Toute la difficulté du design et des prothèses de Vincent (mais c’est d’ailleurs le cas pour l’ensemble des adaptations du conte) résidait dans la nécessité de jumeler à la fois bestialité et humanité ; tout en permettant naturellement à Ron Perlman de rester suffisamment expressif pour mieux laisser transparaître l’ensemble de ses états d’âme et émotions. En dépit de son inhérente monstruosité, il faut en effet que le spectateur comprenne pourquoi la Belle succombe au charme de la Bête… Il est donc extrêmement important que le maquillage soit aussi impressionnant qu’attractif. Pour la série, c’est ni plus ni moins que l’immense Rick Baker qui s’est chargé de créer Vincent… Habitué des personnages à poils (le King Kong de 1976, Le loup-garou de Londres, les singes de Greystoke et ceux de Gorilles dans la brume… c’était lui), il est également reconnu pour la qualité de ses prestations pour L’exorciste, Star Wars ou encore Gremlins 2 et, plus récemment, sur La planète des singes de Tim Burton, Tron Legacy et même l’impressionnant maquillage d’Angelina Joli dans l’extraordinaire Maléfique pour les studios Disney en 2014… Tout aussi importants, les décors, costumes et direction artistique dans son ensemble sont aussi importants (si ce n’est plus) que les scénarii en eux-mêmes. Et, là encore, pour mieux construire cet univers feutré et éclairé presque exclusivement à la bougie, qui confère au monde du dessous cet atmosphère graphique si délicieusement hors du temps, c’est un autre artiste chevronné qui s’y colle.
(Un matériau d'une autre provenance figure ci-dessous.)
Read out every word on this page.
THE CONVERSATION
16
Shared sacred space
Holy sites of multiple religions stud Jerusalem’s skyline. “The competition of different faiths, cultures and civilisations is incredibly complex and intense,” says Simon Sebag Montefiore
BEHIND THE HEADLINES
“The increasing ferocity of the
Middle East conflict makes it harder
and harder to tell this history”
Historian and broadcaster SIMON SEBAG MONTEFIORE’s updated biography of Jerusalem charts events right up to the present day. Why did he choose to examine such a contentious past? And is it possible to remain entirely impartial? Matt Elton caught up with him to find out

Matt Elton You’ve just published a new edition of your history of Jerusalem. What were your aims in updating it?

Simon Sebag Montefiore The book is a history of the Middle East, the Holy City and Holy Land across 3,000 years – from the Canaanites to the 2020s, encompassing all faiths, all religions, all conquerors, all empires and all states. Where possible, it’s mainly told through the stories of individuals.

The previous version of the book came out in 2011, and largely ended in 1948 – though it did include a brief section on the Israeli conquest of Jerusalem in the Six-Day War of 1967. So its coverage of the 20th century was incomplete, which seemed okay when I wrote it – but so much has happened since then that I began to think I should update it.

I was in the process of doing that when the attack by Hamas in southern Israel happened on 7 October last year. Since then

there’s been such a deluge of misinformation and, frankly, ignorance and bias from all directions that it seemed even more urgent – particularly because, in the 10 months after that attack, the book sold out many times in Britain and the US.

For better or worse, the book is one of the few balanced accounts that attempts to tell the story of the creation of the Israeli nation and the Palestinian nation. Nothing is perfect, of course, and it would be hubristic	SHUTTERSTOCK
Pour preuve : John B. Mansbridge a commencé sa carrière de directeur artistique en 1956… avec quelques 26 épisodes de la série Superman avec George Reeves. Suivront par exemple L’apprentie sorcière en 1971, Peter et Elliott le dragon en 1977, Le trou noir en 1979, Tron en 1982, ou encore la première version du Frankenweenie de Tim Burton en 1984. Le monde du dessus, personnifié par les rues et les hauteurs de New York, est de son côté le plus souvent filmé de nuit… Les si nombreuses et puissantes lumières de la ville établissant le parfait contraste avec la réconfortante chaleur des bas-fonds. Tout était donc magistralement réuni pour faire, visuellement, de La Belle et la Bête l’une des plus magnifiques séries de la décennie. Seulement voilà… Son sens exacerbé du romantisme attire avant tout un public presque exclusivement féminin et suscite une chute progressive des taux d’audience. Malgré une saison 2 viscérale, beaucoup plus orientée sur la profondeur des personnages que la première et qui s’achève sur un cliffhanger tout ce qu’il y a de plus efficace, la série se porte plutôt mal et, pour ne rien arranger, Linda Hamilton ne souhaite plus incarner Catherine l’année suivante.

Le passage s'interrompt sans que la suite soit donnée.